L’incipit è proprio quello di un romanzo della migliore fantascienza. O, ancora meglio, di un film.
La macchina da presa avanza in una tormenta di neve fino a una casamatta nella steppa. Interno giorno: un uomo dall’aria stanca, la barba di tre giorni, ascolta distratto i segnali emessi dalle cuffie acustiche che porta schiacciate alle orecchie. Sbadiglia, e allunga la mano alla bottiglia di vodka, nella quale rimane ormai solo un dito di liquore. D’un tratto, la sua faccia si anima di un’espressione incredula. Non è possibile! Frenetico, regola l’apparecchio collegato alle cuffie. Si tratta di un radiotelescopio in grado di radioscrutare nell’universo fino a distanze immense. L’uomo non ha più dubbi. Trema mentre compone il numero e balbetta nel riferire ai superiori: ha appena captato un segnale proveniente da un pianeta lontano 95 milioni di anni luce. Lassù qualcuno vuole comunicare con noi.

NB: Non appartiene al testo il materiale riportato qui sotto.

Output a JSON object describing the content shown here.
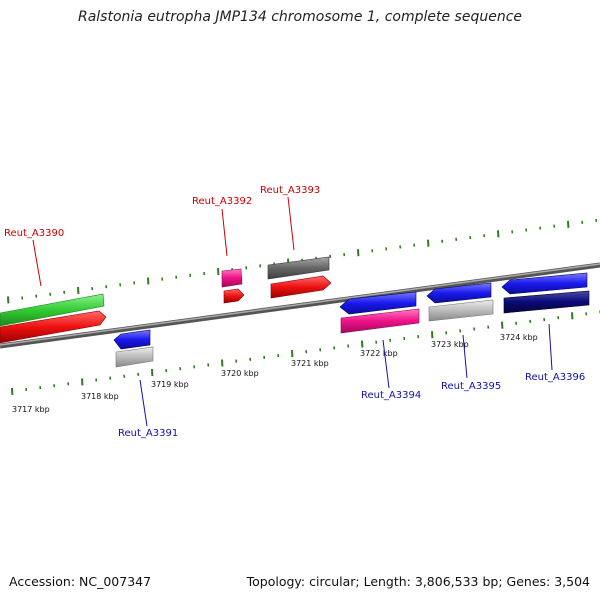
{
  "header": {
    "title": "Ralstonia eutropha JMP134 chromosome 1, complete sequence"
  },
  "footer": {
    "accession": "Accession: NC_007347",
    "summary": "Topology: circular; Length: 3,806,533 bp; Genes: 3,504"
  },
  "axis": {
    "ticks": [
      "3717 kbp",
      "3718 kbp",
      "3719 kbp",
      "3720 kbp",
      "3721 kbp",
      "3722 kbp",
      "3723 kbp",
      "3724 kbp"
    ]
  },
  "genes": [
    {
      "id": "Reut_A3390",
      "strand": "forward",
      "color": "#cc0000"
    },
    {
      "id": "Reut_A3391",
      "strand": "reverse",
      "color": "#1111aa"
    },
    {
      "id": "Reut_A3392",
      "strand": "forward",
      "color": "#cc0000"
    },
    {
      "id": "Reut_A3393",
      "strand": "forward",
      "color": "#cc0000"
    },
    {
      "id": "Reut_A3394",
      "strand": "reverse",
      "color": "#1111aa"
    },
    {
      "id": "Reut_A3395",
      "strand": "reverse",
      "color": "#1111aa"
    },
    {
      "id": "Reut_A3396",
      "strand": "reverse",
      "color": "#1111aa"
    }
  ],
  "colors": {
    "backbone": "#7a7a7a",
    "tick": "#2e7d1e",
    "forward_label": "#cc0000",
    "reverse_label": "#1111aa",
    "cds_red": "#ee1111",
    "cds_blue": "#1a1aee",
    "gene_green": "#33cc33",
    "gene_pink": "#ee1188",
    "gene_gray_dark": "#666666",
    "gene_gray_light": "#bbbbbb",
    "gene_navy": "#0a0a77"
  }
}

La scena è romanzata, romanzatissima, ma non tradisce l’essenziale: un radiotelescopio russo ha annunciato di aver intercettato nello spazio un segnale inedito . Proverrebbe da un pianeta distante, appunto, 95 milioni di anni luce.
Il mondo scientifico ha reagito con un misto di esaltazione e prudenza. Tante e tali possono essere le interferenze nello spazio (dai raggi cosmici a Radio Maria) che è giusto pretendere delle verifiche. Intanto, però, a noialtri tocca posizionarci. Come accogliere questa notizia? Io credo che, come ormai su tutto, ci divideremo. Ci saranno innanzitutto coloro che (con la parola più cretina di sempre) qualcuno definirà “buonisti”: ovvero coloro che accetteranno la presenza extraterrestre ispirandosi al soave film “Incontri ravvicinati del terzo tipo”. Altri aderiranno invece al modello “Alien” , mettendoci in guardia contro i forestieri spaziali, che potranno essere solo brutti, feroci e pieni di malattie. «A casa loro!», dunque. L’unico problema sarà quello di riportarli a 95 milioni di anni luce da Ponte Chiasso.